Machine-aided Translation for translating English to Indian languages

AnglaMT is a machine-aided translation methodology specifically designed for translating English to Indian languages. AnglaMT is a pattern directed rule based system with context free grammar like structure for English (source language).

It generates a `pseudo-target' (Pseudo-Interlingua) applicable to a group of Indian languages (target languages) such as Indo-Aryan family (Hindi, Bangla, Asamiya, Punjabi, Marathi, Oriya, Gujrati etc.), Dravidian family (Tamil, Telugu, Kannada & Malayalam) and others.

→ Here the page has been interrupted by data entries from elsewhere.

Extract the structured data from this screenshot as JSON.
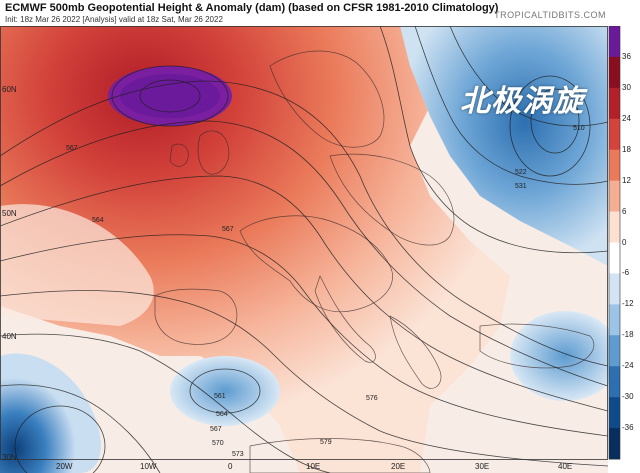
{
  "header": {
    "title": "ECMWF 500mb Geopotential Height & Anomaly (dam) (based on CFSR 1981-2010 Climatology)",
    "subtitle": "Init: 18z Mar 26 2022   [Analysis]   valid at 18z Sat, Mar 26 2022",
    "brand": "TROPICALTIDBITS.COM"
  },
  "overlay_text": "北极涡旋",
  "latitude_labels": [
    "60N",
    "50N",
    "40N",
    "30N"
  ],
  "longitude_labels": [
    "20W",
    "10W",
    "0",
    "10E",
    "20E",
    "30E",
    "40E"
  ],
  "colorbar": {
    "ticks": [
      "36",
      "30",
      "24",
      "18",
      "12",
      "6",
      "0",
      "-6",
      "-12",
      "-18",
      "-24",
      "-30",
      "-36"
    ],
    "colors": [
      "#6a1a9a",
      "#8b0d20",
      "#b3202a",
      "#d5433a",
      "#ea7a5a",
      "#f6ae93",
      "#fde0d2",
      "#ffffff",
      "#d2e4f3",
      "#9cc4e6",
      "#5d9bd0",
      "#2d6fb0",
      "#0f4a8a",
      "#062e5f"
    ]
  },
  "contour_labels": [
    "567",
    "564",
    "567",
    "561",
    "564",
    "567",
    "570",
    "573",
    "576",
    "579",
    "510",
    "522",
    "531"
  ]
}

Some of the major design considerations of AnglaMT have been aimed at providing a practical aid for translation wherein an attempt is made to get 90% of the task done by the machine and 10% left to the human post-editing:

1. a system which could grow incrementally to handle more complex situations;
2. an uniform mechanism by which translation from English to majority of Indian languages with attachment of appropriate text generator modules; and
3. a human engineered man-machine interface to facilitate both its usage and augmentation.

A set of rules obtained through corpus analysis are used to identify plausible constituents with respect to which movement rules for the `pseudo-target' is constructed. Within each group the languages exhibit a high degree of structural homogeneity. System exploit the similarity to a great extent in our system. A language specific text-generator converts the 'pseudo-target' code into target language text. Paninian framework based on Sanskrit grammar using Karak (similar to case) relationship provides an uniform way of designing the Indian language text generators. System also use an example-base to identify noun and verb phrasals and resolve their semantics. An attempt is made to resolve most of the ambiguities using ontology, syntactic & semantic tags and some pragmatic rules. The unresolved ambiguities are left for human post-editing.